Bournonville never composed a variation in which dancers merely run or walk from one corner to another. The dancer dances the entire time, even with his or her back to the audience.
In the hands (and feet) of dancers not trained in this technique, these movements can come across as old fashioned and pedantically academic. In the right hands (and feet) even the simplest steps can portray a character. A Bournonville ballet, the right hands (and feet), informs the mind while it uplifts the spirit, inspires with its gentility and affects with its poetry.
The pas de deux from the one-act ballet Flower Festival in Genzano (1858) perfectly illustrates the Bournonville style: intricate footwork and ballon against a quiet upper body. It is a commonly performed variation in ballet competitions.

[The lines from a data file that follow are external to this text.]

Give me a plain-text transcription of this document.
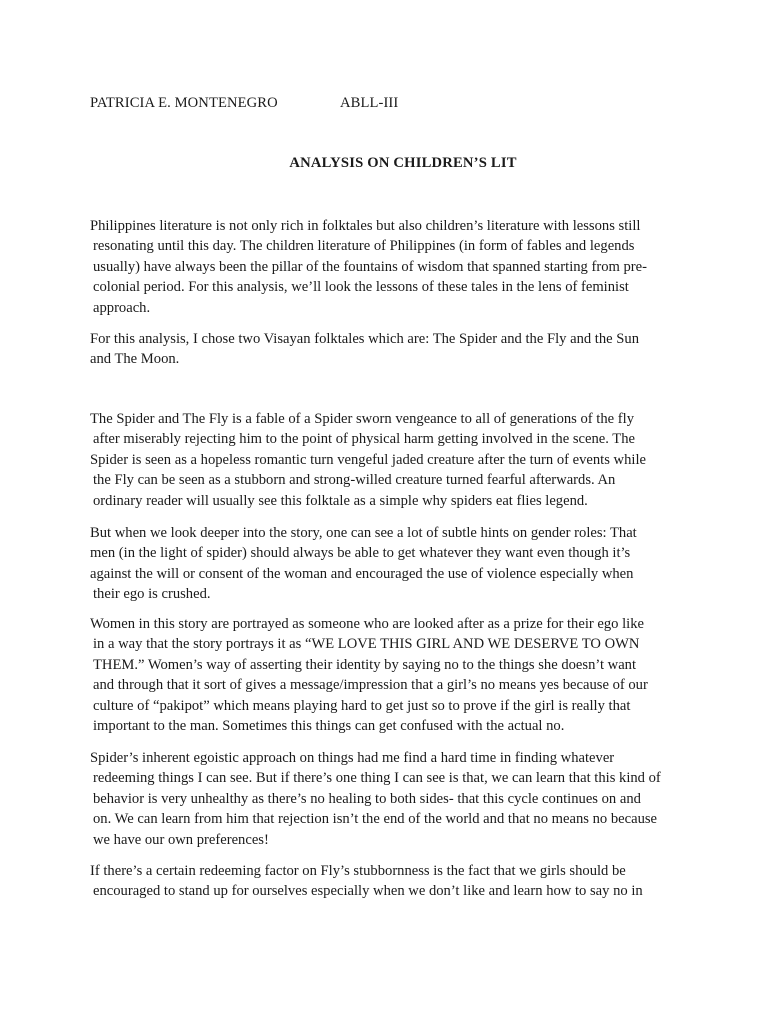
PATRICIA E. MONTENEGRO	ABLL-III
ANALYSIS ON CHILDREN’S LIT

Philippines literature is not only rich in folktales but also children’s literature with lessons still
resonating until this day. The children literature of Philippines (in form of fables and legends
usually) have always been the pillar of the fountains of wisdom that spanned starting from pre-
colonial period. For this analysis, we’ll look the lessons of these tales in the lens of feminist
approach.

For this analysis, I chose two Visayan folktales which are: The Spider and the Fly and the Sun
and The Moon.

The Spider and The Fly is a fable of a Spider sworn vengeance to all of generations of the fly
after miserably rejecting him to the point of physical harm getting involved in the scene. The
Spider is seen as a hopeless romantic turn vengeful jaded creature after the turn of events while
the Fly can be seen as a stubborn and strong-willed creature turned fearful afterwards. An
ordinary reader will usually see this folktale as a simple why spiders eat flies legend.

But when we look deeper into the story, one can see a lot of subtle hints on gender roles: That
men (in the light of spider) should always be able to get whatever they want even though it’s
against the will or consent of the woman and encouraged the use of violence especially when
their ego is crushed.

Women in this story are portrayed as someone who are looked after as a prize for their ego like
in a way that the story portrays it as “WE LOVE THIS GIRL AND WE DESERVE TO OWN
THEM.” Women’s way of asserting their identity by saying no to the things she doesn’t want
and through that it sort of gives a message/impression that a girl’s no means yes because of our
culture of “pakipot” which means playing hard to get just so to prove if the girl is really that
important to the man. Sometimes this things can get confused with the actual no.

Spider’s inherent egoistic approach on things had me find a hard time in finding whatever
redeeming things I can see. But if there’s one thing I can see is that, we can learn that this kind of
behavior is very unhealthy as there’s no healing to both sides- that this cycle continues on and
on. We can learn from him that rejection isn’t the end of the world and that no means no because
we have our own preferences!

If there’s a certain redeeming factor on Fly’s stubbornness is the fact that we girls should be
encouraged to stand up for ourselves especially when we don’t like and learn how to say no in
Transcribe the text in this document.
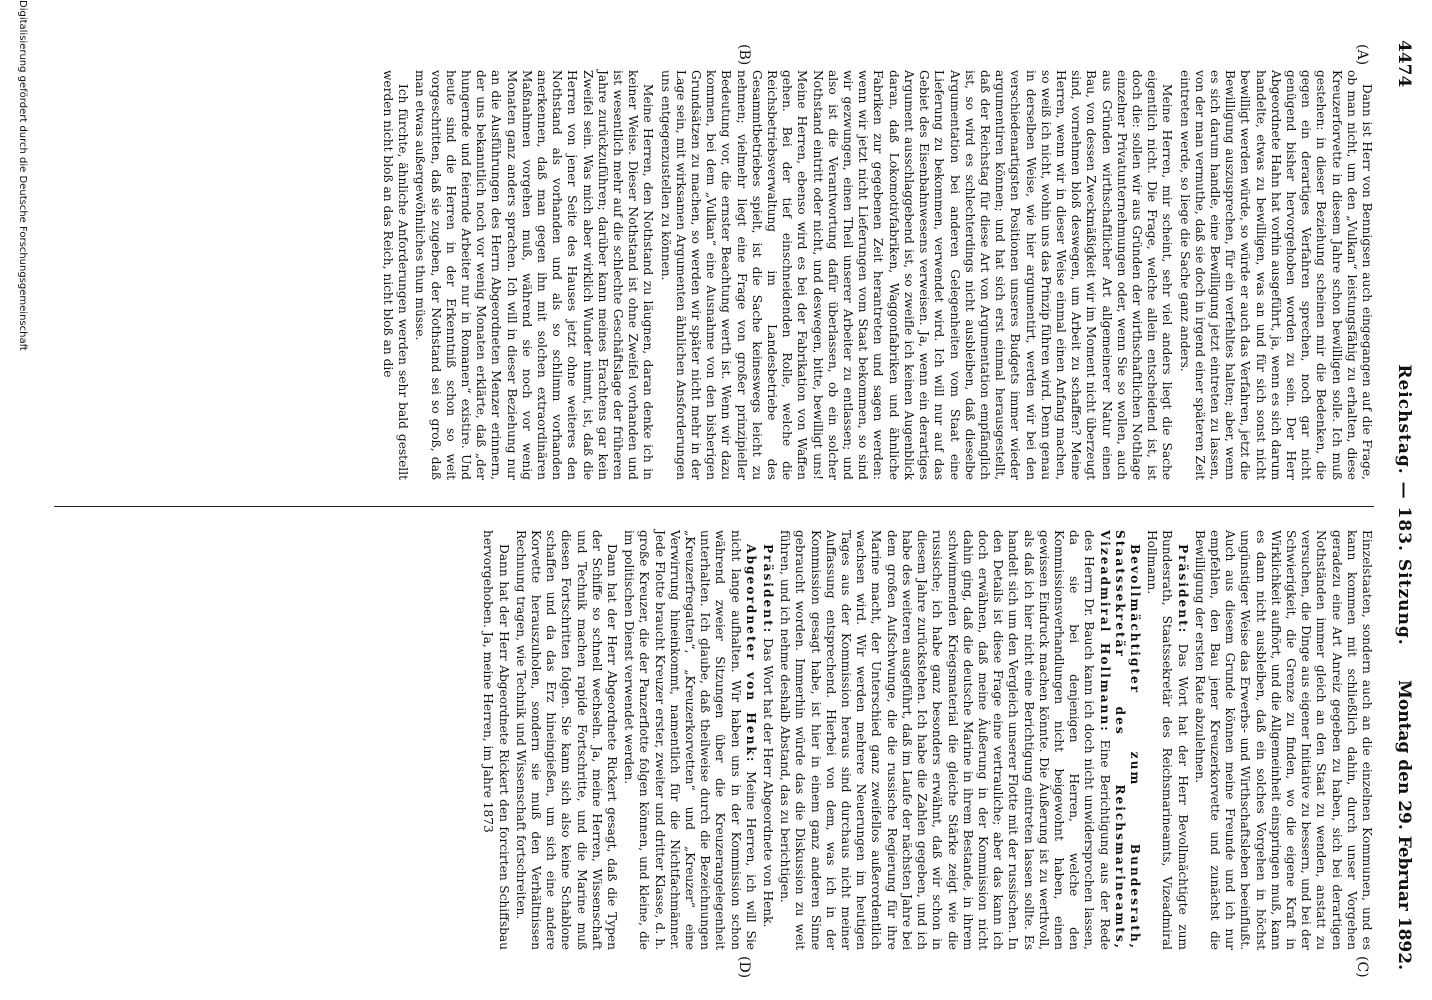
4474
Reichstag. — 183. Sitzung.
Montag den 29. Februar 1892.
(A)
(B)
(C)
(D)

Dann ist Herr von Bennigsen auch eingegangen auf die Frage, ob man nicht, um den „Vulkan“ leistungsfähig zu erhalten, diese Kreuzerforvette in diesem Jahre schon bewilligen solle. Ich muß gestehen: in dieser Beziehung scheinen mir die Bedenken, die gegen ein derartiges Verfahren sprechen, noch gar nicht genügend bisher hervorgehoben worden zu sein. Der Herr Abgeordnete Hahn hat vorhin ausgeführt, ja, wenn es sich darum handelte, etwas zu bewilligen, was an und für sich sonst nicht bewilligt werden würde, so würde er auch das Verfahren, jetzt die Bewilligung auszusprechen, für ein verfehltes halten; aber, wenn es sich darum handle, eine Bewilligung jetzt eintreten zu lassen, von der man vermuthe, daß sie doch in irgend einer späteren Zeit eintreten werde, so liege die Sache ganz anders.

Meine Herren, mir scheint, sehr viel anders liegt die Sache eigentlich nicht. Die Frage, welche allein entscheidend ist, ist doch die: sollen wir aus Gründen der wirthschaftlichen Nothlage einzelner Privatunternehmungen oder, wenn Sie so wollen, auch aus Gründen wirthschaftlicher Art allgemeinerer Natur einen Bau, von dessen Zweckmäßigkeit wir im Moment nicht überzeugt sind, vornehmen bloß deswegen, um Arbeit zu schaffen? Meine Herren, wenn wir in dieser Weise einmal einen Anfang machen, so weiß ich nicht, wohin uns das Prinzip führen wird. Denn genau in derselben Weise, wie hier argumentirt, werden wir bei den verschiedenartigsten Positionen unseres Budgets immer wieder argumentiren können; und hat sich erst einmal herausgestellt, daß der Reichstag für diese Art von Argumentation empfänglich ist, so wird es schlechterdings nicht ausbleiben, daß dieselbe Argumentation bei anderen Gelegenheiten vom Staat eine Lieferung zu bekommen, verwendet wird. Ich will nur auf das Gebiet des Eisenbahnwesens verweisen. Ja, wenn ein derartiges Argument ausschlaggebend ist, so zweifle ich keinen Augenblick daran, daß Lokomotivfabriken, Waggonfabriken und ähnliche Fabriken zur gegebenen Zeit herantreten und sagen werden: wenn wir jetzt nicht Lieferungen vom Staat bekommen, so sind wir gezwungen, einen Theil unserer Arbeiter zu entlassen; und also ist die Verantwortung dafür überlassen, ob ein solcher Nothstand eintritt oder nicht, und deswegen, bitte, bewilligt uns! Meine Herren, ebenso wird es bei der Fabrikation von Waffen gehen. Bei der tief einschneidenden Rolle, welche die Reichsbetriebsverwaltung im Landesbetriebe des Gesammtbetriebes spielt, ist die Sache keineswegs leicht zu nehmen; vielmehr liegt eine Frage von großer prinzipieller Bedeutung vor, die ernster Beachtung werth ist. Wenn wir dazu kommen, bei dem „Vulkan“ eine Ausnahme von den bisherigen Grundsätzen zu machen, so werden wir später nicht mehr in der Lage sein, mit wirksamen Argumenten ähnlichen Ansforderungen uns entgegenzustellen zu können.

Meine Herren, den Nothstand zu läugnen, daran denke ich in keiner Weise. Dieser Nothstand ist ohne Zweifel vorhanden und ist wesentlich mehr auf die schlechte Geschäftslage der früheren Jahre zurückzuführen; darüber kann meines Erachtens gar kein Zweifel sein. Was mich aber wirklich Wunder nimmt, ist, daß die Herren von jener Seite des Hauses jetzt ohne weiteres den Nothstand als vorhanden und als so schlimm vorhanden anerkennen, daß man gegen ihn mit solchen extraordinären Maßnahmen vorgehen muß, während sie noch vor wenig Monaten ganz anders sprachen. Ich will in dieser Beziehung nur an die Ausführungen des Herrn Abgeordneten Menzer erinnern, der uns bekanntlich noch vor wenig Monaten erklärte, daß „der hungernde und feiernde Arbeiter nur in Romanen“ existire. Und heute sind die Herren in der Erkenntniß schon so weit vorgeschritten, daß sie zugeben, der Nothstand sei so groß, daß man etwas außergewöhnliches thun müsse.

Ich fürchte, ähnliche Anforderungen werden sehr bald gestellt werden nicht bloß an das Reich, nicht bloß an die

Einzelstaaten, sondern auch an die einzelnen Kommunen, und es kann kommen mit schließlich dahin, durch unser Vorgehen geradezu eine Art Anreiz gegeben zu haben, sich bei derartigen Nothständen immer gleich an den Staat zu wenden, anstatt zu versuchen, die Dinge aus eigener Initiative zu bessern, und bei der Schwierigkeit, die Grenze zu finden, wo die eigene Kraft in Wirklichkeit aufhört, und die Allgemeinheit einspringen muß, kann es dann nicht ausbleiben, daß ein solches Vorgehen in höchst ungünstiger Weise das Erwerbs- und Wirthschaftsleben beeinflußt. Auch aus diesem Grunde können meine Freunde und ich nur empfehlen, den Bau jener Kreuzerkorvette und zunächst die Bewilligung der ersten Rate abzulehnen.

Präsident: Das Wort hat der Herr Bevollmächtigte zum Bundesrath, Staatssekretär des Reichsmarineamts, Vizeadmiral Hollmann.

Bevollmächtigter zum Bundesrath, Staatssekretär des Reichsmarineamts, Vizeadmiral Hollmann: Eine Berichtigung aus der Rede des Herrn Dr. Bauch kann ich doch nicht unwidersprochen lassen, da sie bei denjenigen Herren, welche den Kommissionsverhandlungen nicht beigewohnt haben, einen gewissen Eindruck machen könnte. Die Äußerung ist zu werthvoll, als daß ich hier nicht eine Berichtigung eintreten lassen sollte. Es handelt sich um den Vergleich unserer Flotte mit der russischen. In den Details ist diese Frage eine vertrauliche; aber das kann ich doch erwähnen, daß meine Äußerung in der Kommission nicht dahin ging, daß die deutsche Marine in ihrem Bestande, in ihrem schwimmenden Kriegsmaterial die gleiche Stärke zeigt wie die russische; ich habe ganz besonders erwähnt, daß wir schon in diesem Jahre zurückstehen. Ich habe die Zahlen gegeben, und ich habe des weiteren ausgeführt, daß im Laufe der nächsten Jahre bei dem großen Aufschwunge, die die russische Regierung für ihre Marine macht, der Unterschied ganz zweifellos außerordentlich wachsen wird. Wir werden mehrere Neuerungen im heutigen Tages aus der Kommission heraus sind durchaus nicht meiner Auffassung entsprechend. Hierbei von dem, was ich in der Kommission gesagt habe, ist hier in einem ganz anderen Sinne gebraucht worden. Immerhin würde das die Diskussion zu weit führen, und ich nehme deshalb Abstand, das zu berichtigen.

Präsident: Das Wort hat der Herr Abgeordnete von Henk.

Abgeordneter von Henk: Meine Herren, ich will Sie nicht lange aufhalten. Wir haben uns in der Kommission schon während zweier Sitzungen über die Kreuzerangelegenheit unterhalten. Ich glaube, daß theilweise durch die Bezeichnungen „Kreuzerfregatten“, „Kreuzerkorvetten“ und „Kreuzer“ eine Verwirrung hineinkommt, namentlich für die Nichtfachmänner. Jede Flotte braucht Kreuzer erster, zweiter und dritter Klasse, d. h. große Kreuzer, die der Panzerflotte folgen können, und kleine, die im politischen Dienst verwendet werden.

Dann hat der Herr Abgeordnete Rickert gesagt, daß die Typen der Schiffe so schnell wechseln. Ja, meine Herren, Wissenschaft und Technik machen rapide Fortschritte, und die Marine muß diesen Fortschritten folgen. Sie kann sich also keine Schablone schaffen und da das Erz hineingießen, um sich eine andere Korvette herauszuholen, sondern sie muß den Verhältnissen Rechnung tragen, wie Technik und Wissenschaft fortschreiten.

Dann hat der Herr Abgeordnete Rickert den forcirten Schiffsbau hervorgehoben. Ja, meine Herren, im Jahre 1873

Digitalisierung gefördert durch die Deutsche Forschungsgemeinschaft
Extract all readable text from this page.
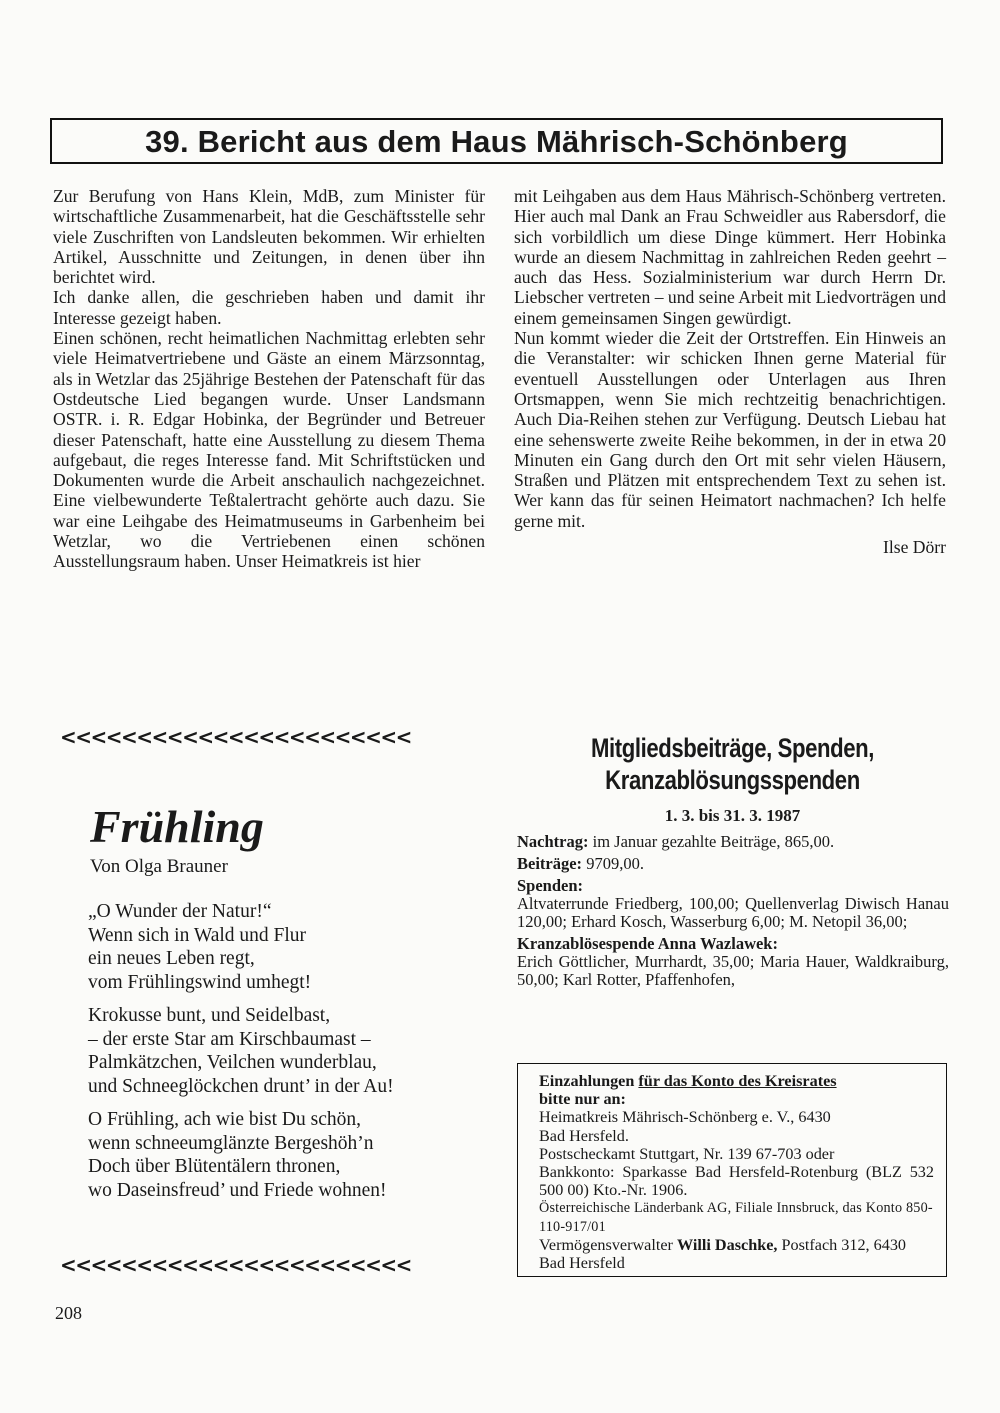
39. Bericht aus dem Haus Mährisch-Schönberg

Zur Berufung von Hans Klein, MdB, zum Minister für wirtschaftliche Zusammenarbeit, hat die Geschäftsstelle sehr viele Zuschriften von Landsleuten bekommen. Wir erhielten Artikel, Ausschnitte und Zeitungen, in denen über ihn berichtet wird.

Ich danke allen, die geschrieben haben und damit ihr Interesse gezeigt haben.

Einen schönen, recht heimatlichen Nachmittag erlebten sehr viele Heimatvertriebene und Gäste an einem Märzsonntag, als in Wetzlar das 25jährige Bestehen der Patenschaft für das Ostdeutsche Lied begangen wurde. Unser Landsmann OSTR. i. R. Edgar Hobinka, der Begründer und Betreuer dieser Patenschaft, hatte eine Ausstellung zu diesem Thema aufgebaut, die reges Interesse fand. Mit Schriftstücken und Dokumenten wurde die Arbeit anschaulich nachgezeichnet. Eine vielbewunderte Teßtalertracht gehörte auch dazu. Sie war eine Leihgabe des Heimatmuseums in Garbenheim bei Wetzlar, wo die Vertriebenen einen schönen Ausstellungsraum haben. Unser Heimatkreis ist hier

mit Leihgaben aus dem Haus Mährisch-Schönberg vertreten. Hier auch mal Dank an Frau Schweidler aus Rabersdorf, die sich vorbildlich um diese Dinge kümmert. Herr Hobinka wurde an diesem Nachmittag in zahlreichen Reden geehrt – auch das Hess. Sozialministerium war durch Herrn Dr. Liebscher vertreten – und seine Arbeit mit Liedvorträgen und einem gemeinsamen Singen gewürdigt.

Nun kommt wieder die Zeit der Ortstreffen. Ein Hinweis an die Veranstalter: wir schicken Ihnen gerne Material für eventuell Ausstellungen oder Unterlagen aus Ihren Ortsmappen, wenn Sie mich rechtzeitig benachrichtigen. Auch Dia-Reihen stehen zur Verfügung. Deutsch Liebau hat eine sehenswerte zweite Reihe bekommen, in der in etwa 20 Minuten ein Gang durch den Ort mit sehr vielen Häusern, Straßen und Plätzen mit entsprechendem Text zu sehen ist. Wer kann das für seinen Heimatort nachmachen? Ich helfe gerne mit.

Ilse Dörr

<<<<<<<<<<<<<<<<<<<<<<<
Frühling
Von Olga Brauner
„O Wunder der Natur!“
Wenn sich in Wald und Flur
ein neues Leben regt,
vom Frühlingswind umhegt!
Krokusse bunt, und Seidelbast,
– der erste Star am Kirschbaumast –
Palmkätzchen, Veilchen wunderblau,
und Schneeglöckchen drunt’ in der Au!
O Frühling, ach wie bist Du schön,
wenn schneeumglänzte Bergeshöh’n
Doch über Blütentälern thronen,
wo Daseinsfreud’ und Friede wohnen!
<<<<<<<<<<<<<<<<<<<<<<<
Mitgliedsbeiträge, Spenden,
Kranzablösungsspenden
1. 3. bis 31. 3. 1987

Nachtrag: im Januar gezahlte Beiträge, 865,00.

Beiträge: 9709,00.

Spenden:

Altvaterrunde Friedberg, 100,00; Quellenverlag Diwisch Hanau 120,00; Erhard Kosch, Wasserburg 6,00; M. Netopil 36,00;

Kranzablösespende Anna Wazlawek:

Erich Göttlicher, Murrhardt, 35,00; Maria Hauer, Waldkraiburg, 50,00; Karl Rotter, Pfaffenhofen,

Einzahlungen für das Konto des Kreisrates
bitte nur an:
Heimatkreis Mährisch-Schönberg e. V., 6430
Bad Hersfeld.
Postscheckamt Stuttgart, Nr. 139 67-703 oder
Bankkonto: Sparkasse Bad Hersfeld-Rotenburg (BLZ 532 500 00) Kto.-Nr. 1906.
Österreichische Länderbank AG, Filiale Innsbruck, das Konto 850-110-917/01
Vermögensverwalter Willi Daschke, Postfach 312, 6430 Bad Hersfeld
208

Bournonville’s ballets offer a glimpse of a world that has been largely lost but that we feel we know from lithographs of 19th century ballerinas like Marie Taglioni, the original interpreter of La Sylphide (1832). This was the era that gave birth to what we think of as ballet, with ethereal women skimming the stage on the tips of their toes.
Most of the Romantic ballets have disappeared, with the notable exceptions of La Sylphide and Giselle. But not in Denmark. Bournonville made more than 50 works, and he populated them with trolls, fairies, nymphs and good common folk. Only nine or so have survived, but they are rarely seen outside Denmark. That many have stories drawn from Danish folklore, contain reams of mime and are set to charming but unmemorable music has kept them from leaking into the wider repertory. A few fragments, like the playful pas de deux from Flower Festival in Genzano and the tarantella in Napoli sometimes pop up at galas.
Bournonville himself was esteemed for both his technique and acting. A contemporary critic wrote, “He speaks during his mime; he soars in his dances.” This stress on persuasive acting is an important ingredient of the Danish style.